# PS4 from Australia



## Sveneng (Apr 20, 2008)

I'm currently in Australia and the PS4 is available here for $368 Aus which is roughly £185. That's for a 500GB model with no bundled games. I know they are compatible with the UK games etc but is it worth picking one up while I'm here? I've always had my eye on one but can't really justify buying something that is nearer the £250 price in the UK when I probably would go weeks without using it to play games on (although my 10 year old certainly would). It would be put into the lounge and used as the primary blu ray player. I'd be interested in Star Wars Battlefront and the new Gran Turismo game when it's released next year. Can you see it coming down to that price in the UK in the next six months or should I bite the bullet while I'm here?
Any advice or comments welcome!


----------



## Clancy (Jul 21, 2013)

So would be £250 with the games you want which you can get it for that over here 

Would just wait till your ready for it tbh there is deals on all the time now


----------



## LeadFarmer (Feb 23, 2011)

PS4 with a one game bundle is about £249 in UK. By the time you've purchased the PS4 in Australia and then purchased a game you'd be saving maybe £35.

The saving isn't massive so id sooner buy it in UK so you have a point of contact if the PS4 develops any faults etc.


----------



## Sveneng (Apr 20, 2008)

Both fair points. I've found that everything other than the console is cheaper in the UK.


----------



## hontoir (Oct 31, 2015)

I thought they were region locked? So you wouldn't be able to play any blu-rays purchased in the UK on a PS4 from outside of the UK?


----------



## danwel (Feb 18, 2007)

I remember when i brought my PS3 back from Qatar and it was fine for playing games on as they are not region specific just some Blu rays it struggled with as it was region locked.

There was a website that actually published what Blu rays were region locked


----------



## andystevens (Dec 12, 2011)

LeadFarmer said:


> PS4 with a one game bundle is about £249 in UK. By the time you've purchased the PS4 in Australia and then purchased a game you'd be saving maybe £35.
> 
> The saving isn't massive so id sooner buy it in UK so you have a point of contact if the PS4 develops any faults etc.


And or if it gets broken on the way home from Australia!!


----------



## Sveneng (Apr 20, 2008)

hontoir said:


> I thought they were region locked? So you wouldn't be able to play any blu-rays purchased in the UK on a PS4 from outside of the UK?

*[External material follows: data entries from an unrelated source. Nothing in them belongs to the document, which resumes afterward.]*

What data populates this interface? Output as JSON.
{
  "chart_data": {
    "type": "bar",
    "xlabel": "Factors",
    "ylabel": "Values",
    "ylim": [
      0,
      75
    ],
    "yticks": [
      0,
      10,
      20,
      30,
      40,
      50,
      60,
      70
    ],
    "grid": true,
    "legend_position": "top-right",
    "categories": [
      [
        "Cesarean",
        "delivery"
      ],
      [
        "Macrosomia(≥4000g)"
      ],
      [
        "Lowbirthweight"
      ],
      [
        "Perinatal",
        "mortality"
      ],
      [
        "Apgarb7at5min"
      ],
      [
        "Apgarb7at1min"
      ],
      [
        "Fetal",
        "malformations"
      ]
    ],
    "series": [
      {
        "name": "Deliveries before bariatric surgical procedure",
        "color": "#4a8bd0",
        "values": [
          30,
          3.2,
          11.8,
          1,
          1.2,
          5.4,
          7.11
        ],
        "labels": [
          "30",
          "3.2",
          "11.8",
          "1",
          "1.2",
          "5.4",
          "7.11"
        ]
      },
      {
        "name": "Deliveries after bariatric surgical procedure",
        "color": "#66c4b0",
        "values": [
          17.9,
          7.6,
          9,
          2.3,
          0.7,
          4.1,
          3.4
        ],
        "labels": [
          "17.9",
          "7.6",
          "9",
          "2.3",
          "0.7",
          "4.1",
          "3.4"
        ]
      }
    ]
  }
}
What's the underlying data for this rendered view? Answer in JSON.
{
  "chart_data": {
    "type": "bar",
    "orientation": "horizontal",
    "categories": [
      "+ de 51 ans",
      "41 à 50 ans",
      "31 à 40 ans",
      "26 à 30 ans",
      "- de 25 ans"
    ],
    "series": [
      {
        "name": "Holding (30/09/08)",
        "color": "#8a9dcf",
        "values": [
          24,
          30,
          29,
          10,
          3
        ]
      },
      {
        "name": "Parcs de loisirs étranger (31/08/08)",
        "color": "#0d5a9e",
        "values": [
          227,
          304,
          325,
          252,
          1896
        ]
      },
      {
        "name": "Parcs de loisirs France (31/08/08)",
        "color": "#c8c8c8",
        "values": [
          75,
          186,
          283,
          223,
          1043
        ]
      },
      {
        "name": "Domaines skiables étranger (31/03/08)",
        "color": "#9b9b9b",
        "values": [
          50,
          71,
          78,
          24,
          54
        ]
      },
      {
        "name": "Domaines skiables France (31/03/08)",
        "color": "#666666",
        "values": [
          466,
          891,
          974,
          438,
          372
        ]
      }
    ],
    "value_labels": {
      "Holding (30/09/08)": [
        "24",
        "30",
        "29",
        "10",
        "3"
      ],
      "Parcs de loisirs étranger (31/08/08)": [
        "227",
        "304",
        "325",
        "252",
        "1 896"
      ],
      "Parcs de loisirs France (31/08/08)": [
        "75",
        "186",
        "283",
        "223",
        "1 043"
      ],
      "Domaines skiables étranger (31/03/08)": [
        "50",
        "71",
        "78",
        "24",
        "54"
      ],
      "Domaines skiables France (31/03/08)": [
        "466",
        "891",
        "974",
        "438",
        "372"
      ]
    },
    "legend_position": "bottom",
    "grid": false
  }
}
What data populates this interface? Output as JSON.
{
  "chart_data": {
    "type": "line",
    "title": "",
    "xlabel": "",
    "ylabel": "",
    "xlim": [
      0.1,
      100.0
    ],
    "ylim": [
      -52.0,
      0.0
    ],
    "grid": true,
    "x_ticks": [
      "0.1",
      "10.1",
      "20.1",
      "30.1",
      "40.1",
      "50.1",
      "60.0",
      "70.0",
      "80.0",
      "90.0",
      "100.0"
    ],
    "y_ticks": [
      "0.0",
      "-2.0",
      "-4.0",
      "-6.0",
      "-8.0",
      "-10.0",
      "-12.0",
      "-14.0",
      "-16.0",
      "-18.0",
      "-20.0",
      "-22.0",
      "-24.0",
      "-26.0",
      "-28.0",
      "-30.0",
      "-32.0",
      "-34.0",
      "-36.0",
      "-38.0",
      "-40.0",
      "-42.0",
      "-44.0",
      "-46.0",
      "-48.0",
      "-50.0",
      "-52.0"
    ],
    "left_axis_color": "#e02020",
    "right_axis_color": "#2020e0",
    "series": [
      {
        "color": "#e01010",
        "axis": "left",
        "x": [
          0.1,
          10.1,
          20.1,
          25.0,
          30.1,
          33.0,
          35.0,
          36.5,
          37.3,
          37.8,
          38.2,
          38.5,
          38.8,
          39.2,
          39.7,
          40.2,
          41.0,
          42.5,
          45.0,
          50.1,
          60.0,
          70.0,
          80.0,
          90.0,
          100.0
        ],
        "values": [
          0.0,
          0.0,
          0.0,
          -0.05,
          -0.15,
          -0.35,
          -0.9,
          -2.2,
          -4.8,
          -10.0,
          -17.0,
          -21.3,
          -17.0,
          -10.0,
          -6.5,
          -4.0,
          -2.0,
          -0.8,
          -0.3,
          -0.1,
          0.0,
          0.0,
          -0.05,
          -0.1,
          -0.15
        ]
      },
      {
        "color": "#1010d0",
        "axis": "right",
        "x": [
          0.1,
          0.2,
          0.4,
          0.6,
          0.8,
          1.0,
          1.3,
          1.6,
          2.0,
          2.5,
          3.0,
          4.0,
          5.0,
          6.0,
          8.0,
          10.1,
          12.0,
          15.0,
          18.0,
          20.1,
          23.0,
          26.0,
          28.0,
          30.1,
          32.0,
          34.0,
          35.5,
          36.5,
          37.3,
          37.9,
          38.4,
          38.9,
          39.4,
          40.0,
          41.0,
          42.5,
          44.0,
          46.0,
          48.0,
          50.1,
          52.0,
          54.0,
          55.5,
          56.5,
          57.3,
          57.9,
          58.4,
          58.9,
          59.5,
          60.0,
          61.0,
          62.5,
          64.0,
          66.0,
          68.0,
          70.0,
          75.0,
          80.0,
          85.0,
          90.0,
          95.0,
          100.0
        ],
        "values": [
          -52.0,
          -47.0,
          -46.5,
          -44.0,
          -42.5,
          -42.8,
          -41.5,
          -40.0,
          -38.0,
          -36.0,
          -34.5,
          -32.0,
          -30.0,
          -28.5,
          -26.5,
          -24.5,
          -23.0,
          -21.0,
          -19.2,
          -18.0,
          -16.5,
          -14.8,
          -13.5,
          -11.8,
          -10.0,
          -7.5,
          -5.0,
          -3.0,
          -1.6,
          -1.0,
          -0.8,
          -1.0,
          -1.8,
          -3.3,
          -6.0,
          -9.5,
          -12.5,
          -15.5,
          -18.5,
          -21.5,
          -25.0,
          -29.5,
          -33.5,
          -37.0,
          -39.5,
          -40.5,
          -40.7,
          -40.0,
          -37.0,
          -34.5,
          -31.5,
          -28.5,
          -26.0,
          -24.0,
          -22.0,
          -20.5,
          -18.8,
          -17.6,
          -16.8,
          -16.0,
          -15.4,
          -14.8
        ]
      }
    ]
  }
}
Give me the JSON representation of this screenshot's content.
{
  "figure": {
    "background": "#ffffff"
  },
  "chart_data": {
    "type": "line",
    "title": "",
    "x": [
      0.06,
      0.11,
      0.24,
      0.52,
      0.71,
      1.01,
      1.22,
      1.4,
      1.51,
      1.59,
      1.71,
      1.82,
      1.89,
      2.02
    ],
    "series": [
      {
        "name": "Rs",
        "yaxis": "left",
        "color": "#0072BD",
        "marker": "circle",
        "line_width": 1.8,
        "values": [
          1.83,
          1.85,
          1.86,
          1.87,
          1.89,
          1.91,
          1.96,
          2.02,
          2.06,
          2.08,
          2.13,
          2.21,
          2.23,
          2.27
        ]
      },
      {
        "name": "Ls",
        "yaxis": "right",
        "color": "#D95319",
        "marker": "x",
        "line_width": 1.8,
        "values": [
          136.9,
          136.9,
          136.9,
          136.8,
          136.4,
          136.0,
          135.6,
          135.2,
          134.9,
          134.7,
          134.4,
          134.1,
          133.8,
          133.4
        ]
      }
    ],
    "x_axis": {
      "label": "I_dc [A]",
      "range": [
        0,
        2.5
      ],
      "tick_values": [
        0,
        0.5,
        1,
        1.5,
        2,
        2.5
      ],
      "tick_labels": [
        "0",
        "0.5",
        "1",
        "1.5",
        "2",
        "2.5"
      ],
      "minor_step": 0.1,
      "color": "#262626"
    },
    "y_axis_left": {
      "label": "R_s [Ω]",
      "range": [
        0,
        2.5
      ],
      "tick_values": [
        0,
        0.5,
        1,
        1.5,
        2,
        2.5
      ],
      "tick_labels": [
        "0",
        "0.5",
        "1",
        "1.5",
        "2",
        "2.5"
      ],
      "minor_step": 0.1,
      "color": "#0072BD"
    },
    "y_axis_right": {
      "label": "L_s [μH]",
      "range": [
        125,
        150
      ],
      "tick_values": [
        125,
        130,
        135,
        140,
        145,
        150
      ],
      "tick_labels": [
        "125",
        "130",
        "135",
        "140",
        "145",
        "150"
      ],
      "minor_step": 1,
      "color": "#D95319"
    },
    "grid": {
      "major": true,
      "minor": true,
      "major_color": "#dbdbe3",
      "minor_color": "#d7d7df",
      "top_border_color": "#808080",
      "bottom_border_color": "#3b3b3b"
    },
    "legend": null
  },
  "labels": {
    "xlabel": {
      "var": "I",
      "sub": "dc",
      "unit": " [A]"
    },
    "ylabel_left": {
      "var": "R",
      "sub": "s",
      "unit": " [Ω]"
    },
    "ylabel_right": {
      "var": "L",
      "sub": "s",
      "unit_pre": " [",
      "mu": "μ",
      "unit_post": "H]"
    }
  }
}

Most blu rays are region free however Australia and Europe have always been the same region coding for consoles, games and DVD/Blu Ray


----------



## Sveneng (Apr 20, 2008)

I've just managed to order a 500GB PS4 with Star Wars Battlefront and Little Big Planet 3 from Game in the UK for £235. That's a better deal than here in Australia and it should be waiting for me when I get back to the UK.


----------